Aklımdan bu şarkının sözü geçmişti, nereden çıktıysa artık... Yine rol yaparak umursamaz göründüm, "Gerek yok" Dedim buz gibi ses tonu ile, boş bakıyordum. "Biz de dedik fakat inatla yanıma gelsin dedi" Sesinden bundan hoşlanmadığı belli oluyordu, "Bir 5 dakika uğrayayım gelirim" Dedim pes ederek, şu anda en son istediğim şey onun yanın da olmaktı...

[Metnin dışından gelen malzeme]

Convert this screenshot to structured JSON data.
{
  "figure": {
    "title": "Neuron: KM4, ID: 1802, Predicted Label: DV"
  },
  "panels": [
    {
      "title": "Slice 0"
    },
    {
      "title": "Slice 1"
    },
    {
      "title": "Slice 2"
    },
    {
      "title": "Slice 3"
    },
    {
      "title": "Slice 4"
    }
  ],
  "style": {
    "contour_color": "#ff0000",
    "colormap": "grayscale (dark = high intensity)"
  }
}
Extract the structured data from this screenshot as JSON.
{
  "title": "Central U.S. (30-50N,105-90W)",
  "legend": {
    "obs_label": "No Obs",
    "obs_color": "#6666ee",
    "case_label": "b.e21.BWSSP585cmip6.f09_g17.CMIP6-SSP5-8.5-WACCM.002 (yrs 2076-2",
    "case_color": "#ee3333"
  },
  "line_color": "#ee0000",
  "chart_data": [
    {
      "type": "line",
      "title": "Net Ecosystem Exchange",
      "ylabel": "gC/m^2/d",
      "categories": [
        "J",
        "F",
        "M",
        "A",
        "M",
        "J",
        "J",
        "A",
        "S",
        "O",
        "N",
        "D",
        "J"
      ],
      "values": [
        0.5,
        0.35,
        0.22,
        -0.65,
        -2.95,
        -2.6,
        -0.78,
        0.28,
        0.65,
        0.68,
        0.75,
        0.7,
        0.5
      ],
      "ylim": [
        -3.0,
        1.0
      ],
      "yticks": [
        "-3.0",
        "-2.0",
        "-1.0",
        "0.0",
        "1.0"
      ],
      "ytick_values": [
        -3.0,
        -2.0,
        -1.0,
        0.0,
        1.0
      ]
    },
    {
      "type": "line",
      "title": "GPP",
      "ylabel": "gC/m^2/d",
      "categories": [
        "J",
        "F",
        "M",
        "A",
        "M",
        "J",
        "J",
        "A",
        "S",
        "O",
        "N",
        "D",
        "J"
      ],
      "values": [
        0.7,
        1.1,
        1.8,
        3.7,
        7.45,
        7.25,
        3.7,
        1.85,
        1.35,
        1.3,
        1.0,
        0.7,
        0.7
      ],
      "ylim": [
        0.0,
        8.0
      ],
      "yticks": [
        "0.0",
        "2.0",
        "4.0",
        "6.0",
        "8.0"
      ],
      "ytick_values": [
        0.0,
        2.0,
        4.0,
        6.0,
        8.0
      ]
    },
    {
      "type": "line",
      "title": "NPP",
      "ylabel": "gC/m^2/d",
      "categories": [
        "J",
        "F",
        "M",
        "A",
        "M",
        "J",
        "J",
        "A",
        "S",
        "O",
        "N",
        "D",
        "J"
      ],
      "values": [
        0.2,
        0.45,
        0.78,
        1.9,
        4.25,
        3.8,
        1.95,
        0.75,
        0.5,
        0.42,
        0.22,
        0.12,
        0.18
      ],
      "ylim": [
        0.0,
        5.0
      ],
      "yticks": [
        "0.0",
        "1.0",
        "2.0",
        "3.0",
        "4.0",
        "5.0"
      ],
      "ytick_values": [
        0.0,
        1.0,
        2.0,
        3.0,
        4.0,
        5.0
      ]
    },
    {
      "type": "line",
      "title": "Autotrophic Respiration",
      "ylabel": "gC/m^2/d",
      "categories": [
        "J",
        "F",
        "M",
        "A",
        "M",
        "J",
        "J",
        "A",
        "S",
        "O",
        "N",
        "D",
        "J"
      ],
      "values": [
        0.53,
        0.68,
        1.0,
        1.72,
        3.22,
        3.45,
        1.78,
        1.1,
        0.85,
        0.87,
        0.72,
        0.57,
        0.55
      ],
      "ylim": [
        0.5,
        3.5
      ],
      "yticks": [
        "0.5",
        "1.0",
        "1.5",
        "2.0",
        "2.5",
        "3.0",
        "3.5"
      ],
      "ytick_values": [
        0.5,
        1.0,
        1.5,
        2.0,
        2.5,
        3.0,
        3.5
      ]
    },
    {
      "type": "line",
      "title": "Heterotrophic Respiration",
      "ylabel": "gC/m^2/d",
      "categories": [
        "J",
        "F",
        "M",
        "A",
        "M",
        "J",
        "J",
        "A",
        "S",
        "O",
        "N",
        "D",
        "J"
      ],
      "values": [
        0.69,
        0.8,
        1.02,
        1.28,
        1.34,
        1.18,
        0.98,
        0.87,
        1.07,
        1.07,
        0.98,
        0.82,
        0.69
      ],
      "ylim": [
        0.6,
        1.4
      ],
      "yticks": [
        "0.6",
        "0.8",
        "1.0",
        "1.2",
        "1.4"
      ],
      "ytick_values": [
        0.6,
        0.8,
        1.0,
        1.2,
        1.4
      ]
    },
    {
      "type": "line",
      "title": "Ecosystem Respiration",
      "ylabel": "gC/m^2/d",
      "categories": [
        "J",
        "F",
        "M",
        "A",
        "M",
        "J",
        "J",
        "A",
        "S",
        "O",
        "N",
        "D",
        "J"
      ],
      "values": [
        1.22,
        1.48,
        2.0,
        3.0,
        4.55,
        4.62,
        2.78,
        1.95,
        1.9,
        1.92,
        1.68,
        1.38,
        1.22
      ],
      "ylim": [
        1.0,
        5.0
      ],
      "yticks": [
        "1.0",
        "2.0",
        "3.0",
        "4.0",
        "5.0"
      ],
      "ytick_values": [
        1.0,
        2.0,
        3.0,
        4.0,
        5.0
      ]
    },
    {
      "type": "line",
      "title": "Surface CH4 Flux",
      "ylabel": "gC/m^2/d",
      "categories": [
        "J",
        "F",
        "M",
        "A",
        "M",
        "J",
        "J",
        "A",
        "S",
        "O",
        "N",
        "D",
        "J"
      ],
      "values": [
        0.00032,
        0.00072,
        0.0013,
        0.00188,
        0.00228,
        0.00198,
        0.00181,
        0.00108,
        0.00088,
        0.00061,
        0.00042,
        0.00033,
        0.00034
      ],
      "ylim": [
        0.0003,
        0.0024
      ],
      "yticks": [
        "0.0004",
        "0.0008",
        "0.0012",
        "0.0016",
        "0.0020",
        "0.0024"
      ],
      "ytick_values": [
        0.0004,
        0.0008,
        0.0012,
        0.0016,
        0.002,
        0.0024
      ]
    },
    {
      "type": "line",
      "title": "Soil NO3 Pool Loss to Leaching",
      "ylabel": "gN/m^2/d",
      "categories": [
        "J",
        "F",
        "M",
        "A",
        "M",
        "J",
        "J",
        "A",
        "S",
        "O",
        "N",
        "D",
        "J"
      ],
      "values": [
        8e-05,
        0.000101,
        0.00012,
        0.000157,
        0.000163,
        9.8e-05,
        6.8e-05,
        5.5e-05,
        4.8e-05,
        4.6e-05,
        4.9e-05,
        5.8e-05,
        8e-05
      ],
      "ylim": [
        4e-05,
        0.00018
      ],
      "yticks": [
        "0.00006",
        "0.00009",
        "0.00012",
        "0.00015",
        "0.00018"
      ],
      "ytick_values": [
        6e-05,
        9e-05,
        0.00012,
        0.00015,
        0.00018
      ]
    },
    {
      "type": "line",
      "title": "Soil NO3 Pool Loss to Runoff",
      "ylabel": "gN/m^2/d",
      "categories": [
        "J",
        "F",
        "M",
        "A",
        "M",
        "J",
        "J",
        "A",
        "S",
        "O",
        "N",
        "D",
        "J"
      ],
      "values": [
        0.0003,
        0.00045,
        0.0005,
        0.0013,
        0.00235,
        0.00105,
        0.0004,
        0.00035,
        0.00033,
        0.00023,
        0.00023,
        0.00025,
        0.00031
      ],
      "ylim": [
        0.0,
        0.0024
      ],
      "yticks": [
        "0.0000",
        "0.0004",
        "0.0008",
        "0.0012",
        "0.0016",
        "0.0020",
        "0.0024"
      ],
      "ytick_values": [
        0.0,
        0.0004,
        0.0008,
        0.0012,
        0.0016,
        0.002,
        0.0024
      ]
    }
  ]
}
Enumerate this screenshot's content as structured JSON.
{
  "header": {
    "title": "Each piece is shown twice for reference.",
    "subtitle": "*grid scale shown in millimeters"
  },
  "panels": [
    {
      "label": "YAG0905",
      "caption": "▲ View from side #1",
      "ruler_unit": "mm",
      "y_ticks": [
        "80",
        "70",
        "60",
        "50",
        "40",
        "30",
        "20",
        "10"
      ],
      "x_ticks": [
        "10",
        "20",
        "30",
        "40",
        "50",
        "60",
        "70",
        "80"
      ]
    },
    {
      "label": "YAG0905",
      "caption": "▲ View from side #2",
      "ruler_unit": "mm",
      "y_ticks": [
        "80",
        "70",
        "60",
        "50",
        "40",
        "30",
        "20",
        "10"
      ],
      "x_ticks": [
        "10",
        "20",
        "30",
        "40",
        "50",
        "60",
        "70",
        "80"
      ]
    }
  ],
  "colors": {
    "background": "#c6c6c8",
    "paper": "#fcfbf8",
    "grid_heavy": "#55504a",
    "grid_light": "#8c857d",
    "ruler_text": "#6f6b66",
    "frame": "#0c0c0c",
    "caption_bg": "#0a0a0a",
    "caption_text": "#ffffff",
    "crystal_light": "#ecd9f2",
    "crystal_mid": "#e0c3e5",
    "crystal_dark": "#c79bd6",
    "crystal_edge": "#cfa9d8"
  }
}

Atma lan, sırf onu görebilmek için bilerek kriz geçirmeyi düşünün hatta her psikkoloji bölümün de kadın gördükçe onları öldürme planı yapan ben miyim?!!!

Tüm sırrı bozdun iç ses...

"Peki, seni bekleyim mi ister misin" Dedi, riskti ve gerek yoktu. "Yok ab-... Gidin siz" Son anda ona abi demekten kurtulmuştum. Kime bağlansam o gidiyordu...

Hayır Ela, unuttuk onu bitti o yok artık.

Cevap vermesine izin vermeden hastaneye doğru yürümeye başlarken kulağıma gelen fısıltısı ile dik omuzlarım çöktü "Umursamaz görünmüyorsun, duygular çok net belli oluyor". demişit 'ben bilirim' edasıyla. Odasına doğru gitsem de adımlarım geri geri gidiyordu, onunla göz göze gelmekten bile çekiniyordum.

Kapısını tıklatarak bekledim, Derin nefes al Ela, omuzlar yukarı da çene hava da evet, izin verme kimse seni ezemez. Söz verdin ona...

"Gel" O büyüleyici ses tonu ile konuşmuştu yine, ona kapılmamak elde değildi. İçeri ilk adımımı atarak önüme gelen saçlarımı geriye savurdum. o yaz dizilerin de olan klişe sahne gibiydi. Ben ikinci adımımı atarken beynimin için de romantik şarkı çalıyordu, son bulduran şey kendi ayağıma takılarak düşmem oldu. İşte benim hayatım da ki havalı ve güçlü görünme sürem bu kadardı.

Ben kendime milyonlarce küfür sıralarken, ondan tatlı bir kıkırtı duydum. Hemen kafamı kaldırdığım da dudaklarını birbirine bastırmış gülmemek için kendisini zor tutuyordu.

Acaba nasıl gülümsüyor?

Her seferin de gözlerimi kaçımıştım o gülerken rahatsız hissediyordum, ihanet ediyormuşum gibi...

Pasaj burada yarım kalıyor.